There probably were just as many indifferent people in Jesus’ day and time as there are now, people in that very neighborhood of Jerusalem all around that Upper Room who were not celebrating the Passover as Jesus and His disciples were. We don’t know about them, because in a sense they don’t enter into the drama of life either for good or for bad. There are no Judases among them; there are no anguish-filled Peters either. The folks we are talking about are just kind of there but not in the picture, if you will. It would be a mistake, however, to consider them as neutral.

Evil is not threatened by indifference. It is perhaps its greatest ally.
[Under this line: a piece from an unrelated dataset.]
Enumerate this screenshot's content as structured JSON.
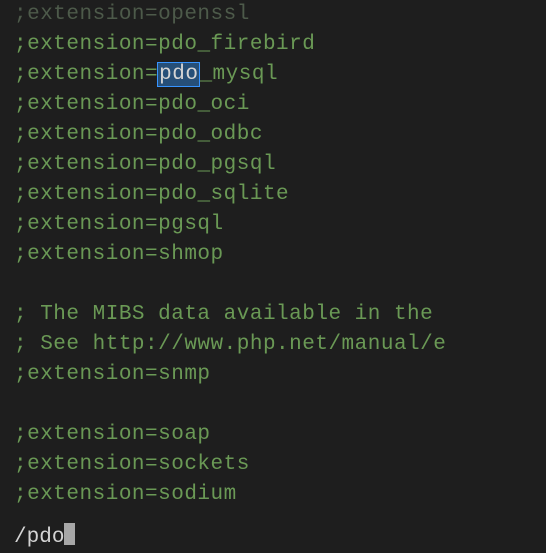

Fairy tales invariably describe evil as a great darkness or void. In point of fact, evil is probably not all that great. It’s the black hole at the center of something much more nebulous. Indifference, on the other hand, can be quite large and extensive. Although we cannot call indifference wicked, it certainly is not of the light and has nothing of love or life about it. The rich man, who ignored poor Lazarus at his gate and went to hell when he died, may not have done much else wrong in his life beyond satisfying his own needs and those of his blood relatives without a care for the less fortunate around him. He recognized only in his torment the fullness of love and life which he had not sought or shared here on earth. Jesus tells us that Abraham assured the rich man that if the Law and the Prophets couldn’t touch such stony hearts as his then neither would someone raised from the dead be able to rescue his brothers at home from sharing his fate.

Our drama or dilemma in life may not necessarily be crime but rather stupor. The guards which the enemies of Christ set at His Tomb to see that His disciples did not steal His Body slept through the Resurrection. Without horns or tails or pitchforks, they represent the opposite of the fullness of love and life, they are aligned with evil. Yes, they were aligned with the bad guys. They lost all hope by reason of their indifference.

“We pray that in this Eucharist we may find the fullness of love and life.”

In just a few days time we will be hearing an Easter refrain which invites the sleeper to rise with Christ. Oh, that we might do so! We pray that Lent has been for each of you a time to cast sin out of your lives and that tonight and in the memorable days of the Easter Triduum we will be drawn with eyes and heart wide open to Christ!

Catholic tradition teaches us that emotion is not a trustworthy measure of either sanctity or devotion. When I ask the question: “Where is my heart?” I am really asking a dynamic question, namely: “Where am I headed?” Some people are headed toward a bad end and many more do not know and do not care where they are going as long as it is not too uncomfortable. The Catholic way is another path through life and it might be quite sober. Our cross in life might have to be worshipping and praying without feeling any tugs at our heart-strings, no emotions, no fire. Catholic faith is not a tent revival. That may be hard, but if you are in touch with what matters in life, you will know that the direction you have chosen is much more important than the dust you might kick up as you go your way.

Where is your heart? Where are you headed in life? Do you know? Do you care? Jesus’ and Peter’s dialogue over the significance of the foot-washing is very telling. Peter is one big knot of emotions over the whole business, but Jesus sorts him out in no time. Whether we are torn by emotion or numb for whatever reason, whether you have been working up to tonight all Lent long or just somehow drifted in off the street, turn again to Jesus, turn as if for the first time to Jesus in the Eucharist. Discover Him for Who He is and become a part of Him in this great sacrament. Let Jesus wash your feet and bind you to Himself.

“We pray that in this Eucharist we may find the fullness of love and life.”